双嵌套级别的SQL查询

Question

我正在做斯坦福免费在线课程（我推荐！），我被困在以下问题。请帮忙。

找到与名为Gabriel的人成为朋友的所有学生的姓名。

这是我能想到的最好的。

select name 
from highschooler h 
where h.id exists in (
    select friend.id1 
    from friend 
    where friend.id2 exists in (
     select h.id 
     from highschooler h2 
     where h2.name="gabriel" 
    ) 
); 

我需要我虽然使用MySQL工作台作为测试地点在SQL精简版运行查询（我已经明白，他们是这样一个基本的查询比较相似）。

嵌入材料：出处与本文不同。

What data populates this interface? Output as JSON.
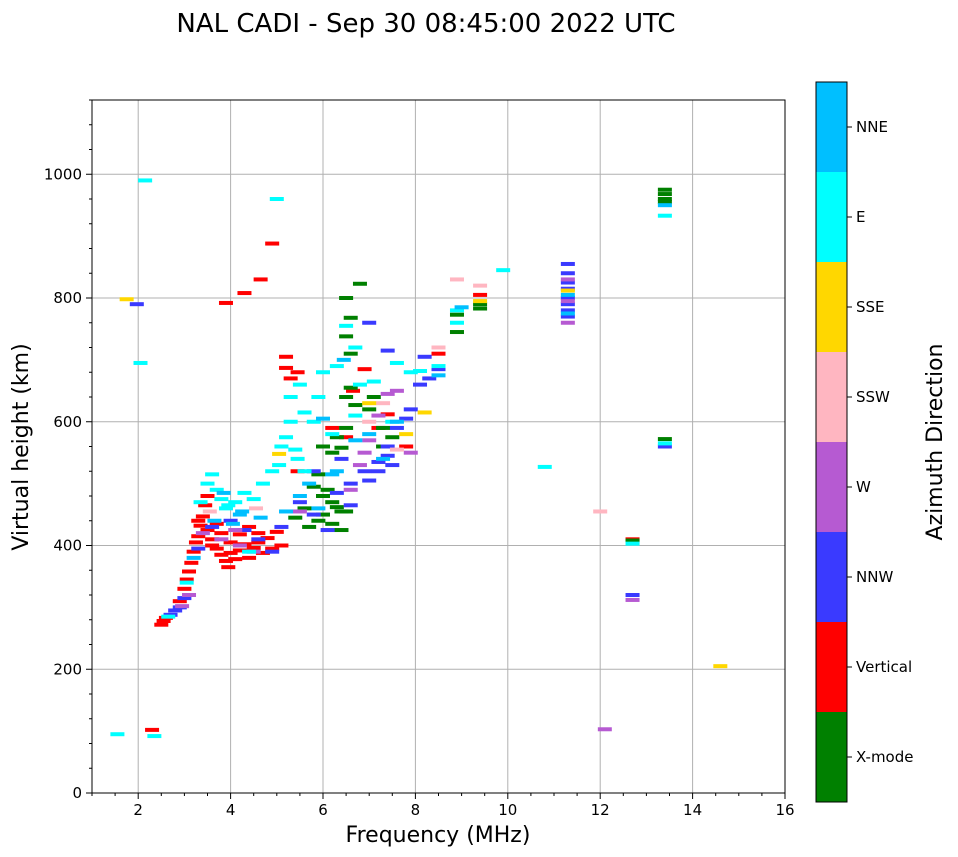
{
  "chart_data": {
    "type": "scatter",
    "title": "NAL CADI - Sep 30 08:45:00 2022 UTC",
    "xlabel": "Frequency (MHz)",
    "ylabel": "Virtual height (km)",
    "xlim": [
      1,
      16
    ],
    "ylim": [
      0,
      1120
    ],
    "xticks": [
      2,
      4,
      6,
      8,
      10,
      12,
      14,
      16
    ],
    "yticks": [
      0,
      200,
      400,
      600,
      800,
      1000
    ],
    "grid": true,
    "colorbar": {
      "title": "Azimuth Direction",
      "categories": [
        {
          "label": "X-mode",
          "color": "#008000"
        },
        {
          "label": "Vertical",
          "color": "#ff0000"
        },
        {
          "label": "NNW",
          "color": "#3a3aff"
        },
        {
          "label": "W",
          "color": "#b65ad2"
        },
        {
          "label": "SSW",
          "color": "#ffb6c1"
        },
        {
          "label": "SSE",
          "color": "#ffd700"
        },
        {
          "label": "E",
          "color": "#00ffff"
        },
        {
          "label": "NNE",
          "color": "#00bfff"
        }
      ]
    },
    "series": [
      {
        "name": "Vertical",
        "color": "#ff0000",
        "points": [
          [
            2.5,
            272
          ],
          [
            2.55,
            278
          ],
          [
            2.6,
            283
          ],
          [
            2.9,
            310
          ],
          [
            3.0,
            330
          ],
          [
            3.05,
            345
          ],
          [
            3.1,
            358
          ],
          [
            3.15,
            372
          ],
          [
            3.2,
            390
          ],
          [
            3.25,
            405
          ],
          [
            3.3,
            415
          ],
          [
            3.35,
            432
          ],
          [
            3.4,
            447
          ],
          [
            3.5,
            425
          ],
          [
            3.6,
            410
          ],
          [
            3.7,
            395
          ],
          [
            3.8,
            385
          ],
          [
            3.9,
            375
          ],
          [
            3.95,
            365
          ],
          [
            4.0,
            388
          ],
          [
            4.1,
            378
          ],
          [
            4.2,
            392
          ],
          [
            4.3,
            402
          ],
          [
            4.4,
            380
          ],
          [
            4.5,
            396
          ],
          [
            4.6,
            405
          ],
          [
            4.7,
            388
          ],
          [
            4.8,
            412
          ],
          [
            4.9,
            395
          ],
          [
            5.0,
            422
          ],
          [
            5.1,
            400
          ],
          [
            3.6,
            400
          ],
          [
            3.8,
            420
          ],
          [
            4.0,
            405
          ],
          [
            4.2,
            418
          ],
          [
            3.45,
            465
          ],
          [
            3.7,
            435
          ],
          [
            4.4,
            430
          ],
          [
            3.3,
            440
          ],
          [
            3.5,
            480
          ],
          [
            4.6,
            420
          ],
          [
            5.2,
            705
          ],
          [
            5.3,
            670
          ],
          [
            5.45,
            680
          ],
          [
            5.2,
            687
          ],
          [
            6.2,
            590
          ],
          [
            6.5,
            575
          ],
          [
            6.65,
            650
          ],
          [
            6.9,
            685
          ],
          [
            7.2,
            590
          ],
          [
            7.4,
            612
          ],
          [
            7.8,
            560
          ],
          [
            8.5,
            710
          ],
          [
            9.4,
            805
          ],
          [
            12.7,
            410
          ],
          [
            3.9,
            792
          ],
          [
            4.3,
            808
          ],
          [
            4.65,
            830
          ],
          [
            4.9,
            888
          ],
          [
            2.3,
            102
          ],
          [
            5.45,
            520
          ]
        ]
      },
      {
        "name": "X-mode",
        "color": "#008000",
        "points": [
          [
            5.8,
            495
          ],
          [
            6.0,
            480
          ],
          [
            6.2,
            470
          ],
          [
            6.4,
            455
          ],
          [
            5.6,
            460
          ],
          [
            5.9,
            440
          ],
          [
            6.2,
            435
          ],
          [
            6.4,
            425
          ],
          [
            5.4,
            445
          ],
          [
            5.7,
            430
          ],
          [
            6.0,
            450
          ],
          [
            6.1,
            490
          ],
          [
            6.3,
            462
          ],
          [
            6.5,
            455
          ],
          [
            6.3,
            575
          ],
          [
            6.4,
            558
          ],
          [
            6.2,
            550
          ],
          [
            6.5,
            590
          ],
          [
            6.5,
            640
          ],
          [
            6.7,
            627
          ],
          [
            6.6,
            655
          ],
          [
            6.6,
            710
          ],
          [
            6.5,
            738
          ],
          [
            6.6,
            768
          ],
          [
            6.5,
            800
          ],
          [
            6.8,
            823
          ],
          [
            7.3,
            590
          ],
          [
            7.1,
            640
          ],
          [
            7.0,
            620
          ],
          [
            7.3,
            560
          ],
          [
            7.5,
            575
          ],
          [
            8.9,
            745
          ],
          [
            8.9,
            773
          ],
          [
            9.4,
            783
          ],
          [
            9.4,
            790
          ],
          [
            12.7,
            408
          ],
          [
            13.4,
            572
          ],
          [
            13.4,
            960
          ],
          [
            13.4,
            968
          ],
          [
            13.4,
            975
          ],
          [
            13.4,
            955
          ],
          [
            6.0,
            560
          ],
          [
            5.9,
            515
          ]
        ]
      },
      {
        "name": "NNW",
        "color": "#3a3aff",
        "points": [
          [
            2.7,
            288
          ],
          [
            2.8,
            295
          ],
          [
            2.9,
            300
          ],
          [
            3.0,
            315
          ],
          [
            3.3,
            395
          ],
          [
            3.6,
            430
          ],
          [
            4.0,
            440
          ],
          [
            4.3,
            425
          ],
          [
            4.6,
            410
          ],
          [
            4.9,
            390
          ],
          [
            5.1,
            430
          ],
          [
            5.5,
            470
          ],
          [
            5.8,
            450
          ],
          [
            6.1,
            425
          ],
          [
            6.3,
            485
          ],
          [
            6.6,
            500
          ],
          [
            6.9,
            520
          ],
          [
            7.2,
            535
          ],
          [
            7.4,
            560
          ],
          [
            7.6,
            590
          ],
          [
            7.5,
            530
          ],
          [
            7.8,
            605
          ],
          [
            7.9,
            620
          ],
          [
            8.1,
            660
          ],
          [
            8.3,
            670
          ],
          [
            8.5,
            685
          ],
          [
            8.2,
            705
          ],
          [
            7.0,
            760
          ],
          [
            7.4,
            715
          ],
          [
            11.3,
            855
          ],
          [
            11.3,
            840
          ],
          [
            11.3,
            825
          ],
          [
            11.3,
            815
          ],
          [
            11.3,
            800
          ],
          [
            11.3,
            790
          ],
          [
            11.3,
            780
          ],
          [
            11.3,
            770
          ],
          [
            12.7,
            320
          ],
          [
            13.4,
            560
          ],
          [
            1.97,
            790
          ],
          [
            7.2,
            520
          ],
          [
            7.0,
            505
          ],
          [
            7.4,
            545
          ],
          [
            6.6,
            465
          ],
          [
            5.8,
            520
          ],
          [
            6.4,
            540
          ]
        ]
      },
      {
        "name": "W",
        "color": "#b65ad2",
        "points": [
          [
            2.95,
            302
          ],
          [
            3.1,
            320
          ],
          [
            3.4,
            420
          ],
          [
            3.8,
            410
          ],
          [
            4.2,
            400
          ],
          [
            4.5,
            390
          ],
          [
            6.6,
            490
          ],
          [
            6.9,
            550
          ],
          [
            7.2,
            610
          ],
          [
            7.4,
            645
          ],
          [
            7.6,
            650
          ],
          [
            7.9,
            550
          ],
          [
            11.3,
            760
          ],
          [
            11.3,
            795
          ],
          [
            11.3,
            830
          ],
          [
            12.7,
            312
          ],
          [
            12.1,
            103
          ],
          [
            5.5,
            455
          ],
          [
            4.1,
            425
          ],
          [
            6.8,
            530
          ],
          [
            7.0,
            570
          ]
        ]
      },
      {
        "name": "SSW",
        "color": "#ffb6c1",
        "points": [
          [
            3.55,
            455
          ],
          [
            4.55,
            460
          ],
          [
            7.0,
            600
          ],
          [
            7.3,
            630
          ],
          [
            8.5,
            720
          ],
          [
            8.9,
            830
          ],
          [
            9.4,
            820
          ],
          [
            12.0,
            455
          ],
          [
            7.6,
            555
          ]
        ]
      },
      {
        "name": "SSE",
        "color": "#ffd700",
        "points": [
          [
            5.05,
            548
          ],
          [
            7.0,
            630
          ],
          [
            7.8,
            580
          ],
          [
            8.2,
            615
          ],
          [
            9.4,
            795
          ],
          [
            11.3,
            812
          ],
          [
            14.6,
            205
          ],
          [
            1.75,
            798
          ]
        ]
      },
      {
        "name": "E",
        "color": "#00ffff",
        "points": [
          [
            2.65,
            285
          ],
          [
            3.05,
            340
          ],
          [
            3.35,
            470
          ],
          [
            3.5,
            500
          ],
          [
            3.6,
            515
          ],
          [
            3.7,
            490
          ],
          [
            3.8,
            475
          ],
          [
            3.95,
            465
          ],
          [
            4.1,
            470
          ],
          [
            4.3,
            485
          ],
          [
            4.5,
            475
          ],
          [
            4.7,
            500
          ],
          [
            4.9,
            520
          ],
          [
            5.05,
            530
          ],
          [
            5.1,
            560
          ],
          [
            5.2,
            575
          ],
          [
            5.3,
            600
          ],
          [
            5.4,
            555
          ],
          [
            5.45,
            540
          ],
          [
            5.3,
            640
          ],
          [
            5.5,
            660
          ],
          [
            5.6,
            615
          ],
          [
            5.8,
            600
          ],
          [
            5.9,
            640
          ],
          [
            6.0,
            680
          ],
          [
            6.3,
            690
          ],
          [
            6.5,
            755
          ],
          [
            6.7,
            720
          ],
          [
            6.8,
            660
          ],
          [
            7.1,
            665
          ],
          [
            7.6,
            695
          ],
          [
            7.9,
            680
          ],
          [
            8.1,
            682
          ],
          [
            8.5,
            690
          ],
          [
            8.9,
            780
          ],
          [
            8.9,
            760
          ],
          [
            9.9,
            845
          ],
          [
            10.8,
            527
          ],
          [
            12.7,
            403
          ],
          [
            13.4,
            933
          ],
          [
            13.4,
            565
          ],
          [
            2.15,
            990
          ],
          [
            2.05,
            695
          ],
          [
            1.55,
            95
          ],
          [
            2.35,
            92
          ],
          [
            5.0,
            960
          ],
          [
            4.4,
            390
          ],
          [
            3.9,
            460
          ],
          [
            5.6,
            520
          ],
          [
            6.2,
            580
          ],
          [
            6.7,
            610
          ],
          [
            7.5,
            600
          ]
        ]
      },
      {
        "name": "NNE",
        "color": "#00bfff",
        "points": [
          [
            3.2,
            380
          ],
          [
            3.65,
            440
          ],
          [
            4.05,
            435
          ],
          [
            4.25,
            455
          ],
          [
            4.65,
            445
          ],
          [
            5.2,
            455
          ],
          [
            5.5,
            480
          ],
          [
            5.9,
            460
          ],
          [
            6.3,
            520
          ],
          [
            6.7,
            570
          ],
          [
            7.0,
            580
          ],
          [
            7.3,
            540
          ],
          [
            7.6,
            600
          ],
          [
            8.5,
            675
          ],
          [
            9.0,
            785
          ],
          [
            11.3,
            775
          ],
          [
            11.3,
            805
          ],
          [
            13.4,
            950
          ],
          [
            6.0,
            605
          ],
          [
            6.45,
            700
          ],
          [
            5.7,
            500
          ],
          [
            4.2,
            450
          ],
          [
            6.2,
            515
          ],
          [
            3.85,
            485
          ]
        ]
      }
    ]
  }
}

/* Create the schema for our tables */ 
create table Highschooler(ID int, name text, grade int); 
create table Friend(ID1 int, ID2 int); 
create table Likes(ID1 int, ID2 int); 

/* Populate the tables with our data */ 
insert into Highschooler values (1510, 'Jordan', 9); 
insert into Highschooler values (1689, 'Gabriel', 9); 
insert into Highschooler values (1381, 'Tiffany', 9); 
insert into Highschooler values (1709, 'Cassandra', 9); 
insert into Highschooler values (1101, 'Haley', 10); 
insert into Highschooler values (1782, 'Andrew', 10); 
insert into Highschooler values (1468, 'Kris', 10); 
insert into Highschooler values (1641, 'Brittany', 10); 
insert into Highschooler values (1247, 'Alexis', 11); 
insert into Highschooler values (1316, 'Austin', 11); 
insert into Highschooler values (1911, 'Gabriel', 11); 
insert into Highschooler values (1501, 'Jessica', 11); 
insert into Highschooler values (1304, 'Jordan', 12); 
insert into Highschooler values (1025, 'John', 12); 
insert into Highschooler values (1934, 'Kyle', 12); 
insert into Highschooler values (1661, 'Logan', 12); 

insert into Friend values (1510, 1381); 
insert into Friend values (1510, 1689); 
insert into Friend values (1689, 1709); 
insert into Friend values (1381, 1247); 
insert into Friend values (1709, 1247); 
insert into Friend values (1689, 1782); 
insert into Friend values (1782, 1468); 
insert into Friend values (1782, 1316); 
insert into Friend values (1782, 1304); 
insert into Friend values (1468, 1101); 
insert into Friend values (1468, 1641); 
insert into Friend values (1101, 1641); 
insert into Friend values (1247, 1911); 
insert into Friend values (1247, 1501); 
insert into Friend values (1911, 1501); 
insert into Friend values (1501, 1934); 
insert into Friend values (1316, 1934); 
insert into Friend values (1934, 1304); 
insert into Friend values (1304, 1661); 
insert into Friend values (1661, 1025); 
insert into Friend select ID2, ID1 from Friend; 

insert into Likes values(1689, 1709); 
insert into Likes values(1709, 1689); 
insert into Likes values(1782, 1709); 
insert into Likes values(1911, 1247); 
insert into Likes values(1247, 1468); 
insert into Likes values(1641, 1468); 
insert into Likes values(1316, 1304); 
insert into Likes values(1501, 1934); 
insert into Likes values(1934, 1501); 
insert into Likes values(1025, 1101); 

任何帮助极大的赞赏！

Answer 1

你将要参考Highschooler表两次这个，基本上建立关系Highschooler - >好友 - > Highschooler

这里是如何做到这一点：

select h1.name 
from Highschooler h1 
inner join Friend f on f.ID1 = h1.ID 
inner join Highschooler h2 on f.ID2 = h2.ID 
where h2.name = 'Gabriel' 

这里有一个SQL Fiddle与查询以上。

Answer 2

我建议你做的是把它分解成碎片并放在一起。

首先，让我们谁都有名字加布里埃尔所有的人的ID：

SELECT s.id 
FROM highschooler s 
WHERE s.name = 'Gabriel'; 

现在，我们可以在其中找到此ID存在的ID1所有友谊的列表：

SELECT f.id2 
FROM friend f 
WHERE f.id1 IN(SELECT s.id 
       FROM highschooler s 
       WHERE s.name = 'Gabriel'); 

由于您已将表格设置为包含列出相同两个朋友的两种方式，因此您不必担心做相反的事情（其中f.id2是Gabriel）。

现在，您可以使用highschooler表加入上述查询以获取其名称。

SELECT s.name 
FROM highschooler s 
JOIN(SELECT f.id2 
    FROM friend f 
    WHERE f.id1 IN(SELECT s.id 
        FROM highschooler s 
        WHERE s.name = 'Gabriel') 
    ) t 
ON t.id2 = s.id; 

这里是一个SQL Fiddle的例子。